Le pape vient. Une messe est prévue place de la Concorde et sur les Champs-Élysées. Des centaines de milliers de personnes sont attendues. Et aussitôt surgit la question : est-ce compatible avec la laïcité française ? Plutôt que la question, ce qui s'affiche c'est l'affirmation que la visite et ses temps forts seraient par nature contraire à notre laïcité.
La question mérite mieux qu'une réponse idéologique. Elle mérite que l'on regarde ce que dit réellement le droit. Et, à lire les textes, la réponse est finalement assez simple : oui, une cérémonie religieuse peut parfaitement se tenir dans l'espace public dans une République laïque.
La laïcité ne signifie pas l'effacement du religieux
Commençons par le commencement.
L'article 1er de la Constitution proclame que "la France est une République indivisible, laïque, démocratique et sociale". Mais il ajoute immédiatement que la République "respecte toutes les croyances". Cette seconde partie est trop souvent oubliée. La laïcité française ne repose pas sur l'interdiction de la religion dans l'espace public. Elle repose sur la liberté de conscience des citoyens, la neutralité de l'État et l'égalité de tous devant la loi.
La Déclaration des droits de l'homme et du citoyen de 1789 le disait déjà, en son article 10 : nul ne doit être inquiété pour ses opinions, même religieuses, sous réserve que leur manifestation ne trouble pas l'ordre public.
Et la loi du 9 décembre 1905 est encore plus explicite. Son article 1er rappelle que "la République assure la liberté de conscience " et "garantit le libre exercice des cultes sous les seules restrictions" justifiées par l'ordre public.
Autrement dit : la République ne garantit pas seulement le droit de ne pas croire. Elle garantit aussi le droit de croire, de pratiquer et de manifester sa religion dans le respect de tous. C'est précisément cela, la liberté de conscience.

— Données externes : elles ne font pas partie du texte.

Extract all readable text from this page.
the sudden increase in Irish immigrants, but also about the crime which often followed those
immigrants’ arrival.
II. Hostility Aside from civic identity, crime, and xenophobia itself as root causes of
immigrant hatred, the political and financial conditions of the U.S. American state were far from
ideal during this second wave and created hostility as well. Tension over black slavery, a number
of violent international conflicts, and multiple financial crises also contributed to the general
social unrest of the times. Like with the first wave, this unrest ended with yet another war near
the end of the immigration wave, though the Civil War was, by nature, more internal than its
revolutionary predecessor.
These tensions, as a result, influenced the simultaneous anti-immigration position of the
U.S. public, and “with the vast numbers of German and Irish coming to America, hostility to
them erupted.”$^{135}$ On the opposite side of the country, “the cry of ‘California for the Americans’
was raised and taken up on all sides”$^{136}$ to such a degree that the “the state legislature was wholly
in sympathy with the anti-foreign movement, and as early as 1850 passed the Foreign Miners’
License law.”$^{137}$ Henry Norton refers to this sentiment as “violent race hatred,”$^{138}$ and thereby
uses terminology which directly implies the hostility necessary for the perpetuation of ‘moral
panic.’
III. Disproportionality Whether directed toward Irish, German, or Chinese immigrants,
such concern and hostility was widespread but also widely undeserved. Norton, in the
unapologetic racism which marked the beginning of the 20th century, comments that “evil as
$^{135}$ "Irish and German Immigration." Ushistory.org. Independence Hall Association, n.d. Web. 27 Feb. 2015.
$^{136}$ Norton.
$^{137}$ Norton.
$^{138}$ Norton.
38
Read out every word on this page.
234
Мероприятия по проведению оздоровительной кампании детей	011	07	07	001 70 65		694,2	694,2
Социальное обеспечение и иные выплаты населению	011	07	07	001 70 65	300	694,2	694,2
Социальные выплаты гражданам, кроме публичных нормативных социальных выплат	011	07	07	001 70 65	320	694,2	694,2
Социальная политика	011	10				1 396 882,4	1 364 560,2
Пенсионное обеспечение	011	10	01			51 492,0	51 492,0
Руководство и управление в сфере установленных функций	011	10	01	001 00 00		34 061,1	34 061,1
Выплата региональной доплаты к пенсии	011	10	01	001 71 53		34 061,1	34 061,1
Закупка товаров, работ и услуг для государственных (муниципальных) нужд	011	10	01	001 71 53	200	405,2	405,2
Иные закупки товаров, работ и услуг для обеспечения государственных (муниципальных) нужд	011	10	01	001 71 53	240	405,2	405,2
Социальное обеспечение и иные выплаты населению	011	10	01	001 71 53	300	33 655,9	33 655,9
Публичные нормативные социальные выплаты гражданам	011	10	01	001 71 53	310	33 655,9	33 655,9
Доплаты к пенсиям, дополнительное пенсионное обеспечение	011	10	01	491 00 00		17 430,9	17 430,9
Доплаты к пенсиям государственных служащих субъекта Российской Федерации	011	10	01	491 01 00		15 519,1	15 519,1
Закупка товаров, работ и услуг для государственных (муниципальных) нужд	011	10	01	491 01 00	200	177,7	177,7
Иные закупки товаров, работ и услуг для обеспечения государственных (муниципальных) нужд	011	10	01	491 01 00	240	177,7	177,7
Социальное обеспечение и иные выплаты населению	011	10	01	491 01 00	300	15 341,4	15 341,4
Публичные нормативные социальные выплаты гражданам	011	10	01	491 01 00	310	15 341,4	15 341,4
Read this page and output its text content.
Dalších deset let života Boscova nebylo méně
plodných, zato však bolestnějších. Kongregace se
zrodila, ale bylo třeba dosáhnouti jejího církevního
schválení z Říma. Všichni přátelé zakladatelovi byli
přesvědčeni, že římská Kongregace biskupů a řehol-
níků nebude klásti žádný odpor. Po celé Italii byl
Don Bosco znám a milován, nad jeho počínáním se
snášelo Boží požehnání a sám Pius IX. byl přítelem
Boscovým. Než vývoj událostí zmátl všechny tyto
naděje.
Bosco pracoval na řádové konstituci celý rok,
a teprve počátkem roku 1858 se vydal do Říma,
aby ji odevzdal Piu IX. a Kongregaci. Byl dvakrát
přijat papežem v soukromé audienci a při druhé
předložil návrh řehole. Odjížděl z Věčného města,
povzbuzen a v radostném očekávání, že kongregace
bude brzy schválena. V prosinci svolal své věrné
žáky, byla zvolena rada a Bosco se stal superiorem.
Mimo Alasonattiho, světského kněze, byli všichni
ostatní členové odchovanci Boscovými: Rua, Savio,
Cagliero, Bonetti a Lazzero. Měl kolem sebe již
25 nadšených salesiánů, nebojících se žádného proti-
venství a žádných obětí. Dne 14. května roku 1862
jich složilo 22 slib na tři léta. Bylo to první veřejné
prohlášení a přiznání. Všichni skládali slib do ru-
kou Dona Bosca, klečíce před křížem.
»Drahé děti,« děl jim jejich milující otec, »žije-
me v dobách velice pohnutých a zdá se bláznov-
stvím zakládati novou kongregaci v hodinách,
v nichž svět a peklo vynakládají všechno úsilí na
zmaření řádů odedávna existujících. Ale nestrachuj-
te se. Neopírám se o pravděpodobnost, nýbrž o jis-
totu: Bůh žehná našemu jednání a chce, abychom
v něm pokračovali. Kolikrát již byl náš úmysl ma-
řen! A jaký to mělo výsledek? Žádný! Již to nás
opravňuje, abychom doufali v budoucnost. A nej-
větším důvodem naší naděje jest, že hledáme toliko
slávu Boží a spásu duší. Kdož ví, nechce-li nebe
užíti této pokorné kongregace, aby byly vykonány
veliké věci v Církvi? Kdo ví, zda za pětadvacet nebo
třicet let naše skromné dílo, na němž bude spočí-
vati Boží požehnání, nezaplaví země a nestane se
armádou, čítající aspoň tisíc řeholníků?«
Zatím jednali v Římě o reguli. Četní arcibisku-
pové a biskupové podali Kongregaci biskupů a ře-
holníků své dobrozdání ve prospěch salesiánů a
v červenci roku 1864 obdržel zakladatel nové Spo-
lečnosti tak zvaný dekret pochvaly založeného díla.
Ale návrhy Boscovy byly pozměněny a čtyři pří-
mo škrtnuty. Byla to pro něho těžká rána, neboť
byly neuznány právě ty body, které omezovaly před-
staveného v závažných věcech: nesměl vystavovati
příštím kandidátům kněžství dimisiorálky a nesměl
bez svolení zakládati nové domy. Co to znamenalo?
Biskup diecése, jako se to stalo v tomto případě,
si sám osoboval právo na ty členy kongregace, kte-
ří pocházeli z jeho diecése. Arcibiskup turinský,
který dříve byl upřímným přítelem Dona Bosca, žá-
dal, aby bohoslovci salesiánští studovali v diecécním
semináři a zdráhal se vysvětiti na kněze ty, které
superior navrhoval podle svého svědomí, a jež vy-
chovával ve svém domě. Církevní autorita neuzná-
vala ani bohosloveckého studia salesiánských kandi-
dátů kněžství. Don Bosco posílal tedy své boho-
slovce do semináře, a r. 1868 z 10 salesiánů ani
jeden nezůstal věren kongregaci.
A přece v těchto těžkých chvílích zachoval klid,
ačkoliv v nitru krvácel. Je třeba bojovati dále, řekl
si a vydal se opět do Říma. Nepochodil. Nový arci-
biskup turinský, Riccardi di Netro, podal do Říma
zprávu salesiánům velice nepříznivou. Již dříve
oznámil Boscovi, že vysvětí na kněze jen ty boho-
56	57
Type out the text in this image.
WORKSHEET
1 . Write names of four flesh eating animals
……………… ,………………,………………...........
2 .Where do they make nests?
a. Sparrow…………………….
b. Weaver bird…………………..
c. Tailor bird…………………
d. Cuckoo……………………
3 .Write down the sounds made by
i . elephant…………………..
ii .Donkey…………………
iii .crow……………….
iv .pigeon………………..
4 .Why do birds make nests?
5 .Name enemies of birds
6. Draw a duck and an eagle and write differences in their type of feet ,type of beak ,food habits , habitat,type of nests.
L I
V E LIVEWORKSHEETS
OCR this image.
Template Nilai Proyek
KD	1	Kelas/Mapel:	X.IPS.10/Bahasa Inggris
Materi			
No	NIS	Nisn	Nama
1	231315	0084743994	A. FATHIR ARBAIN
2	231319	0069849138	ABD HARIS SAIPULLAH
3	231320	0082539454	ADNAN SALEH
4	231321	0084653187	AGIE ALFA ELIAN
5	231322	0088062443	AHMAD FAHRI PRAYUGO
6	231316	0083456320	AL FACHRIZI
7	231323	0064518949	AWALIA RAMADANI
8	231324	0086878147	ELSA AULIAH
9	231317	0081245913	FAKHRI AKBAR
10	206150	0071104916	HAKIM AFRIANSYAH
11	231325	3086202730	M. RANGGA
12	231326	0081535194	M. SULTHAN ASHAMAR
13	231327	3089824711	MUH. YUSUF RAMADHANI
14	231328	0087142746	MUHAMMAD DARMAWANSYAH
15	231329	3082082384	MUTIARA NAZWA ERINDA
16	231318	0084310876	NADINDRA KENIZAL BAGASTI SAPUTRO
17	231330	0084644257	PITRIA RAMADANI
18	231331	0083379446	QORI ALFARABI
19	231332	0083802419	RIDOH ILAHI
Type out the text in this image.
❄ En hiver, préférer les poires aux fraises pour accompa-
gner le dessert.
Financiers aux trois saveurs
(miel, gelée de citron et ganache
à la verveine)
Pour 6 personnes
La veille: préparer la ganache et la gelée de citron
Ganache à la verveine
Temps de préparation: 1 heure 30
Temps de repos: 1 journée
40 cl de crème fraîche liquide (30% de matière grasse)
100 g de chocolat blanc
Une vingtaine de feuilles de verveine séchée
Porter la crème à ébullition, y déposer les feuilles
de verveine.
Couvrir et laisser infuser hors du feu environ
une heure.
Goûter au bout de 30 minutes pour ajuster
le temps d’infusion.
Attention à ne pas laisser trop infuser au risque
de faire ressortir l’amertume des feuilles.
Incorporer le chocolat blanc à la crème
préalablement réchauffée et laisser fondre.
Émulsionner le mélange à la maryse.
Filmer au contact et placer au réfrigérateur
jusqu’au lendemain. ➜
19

La neutralité concerne d'abord l'État
La neutralité se situe au niveau de la puissance publique. L'article 2 de la loi de 1905 dispose que la République "ne reconnaît, ne salarie ni ne subventionne aucun culte". La puissance publique ne doit pas promouvoir ou privilégier une religion, ni financer le culte. Cela ne signifie pas qu'il doit empêcher les citoyens de pratiquer leur religion dans l'espace public. La distinction est essentielle : la neutralité de l'État n'est pas la neutralisation de la cité et de ses citoyens.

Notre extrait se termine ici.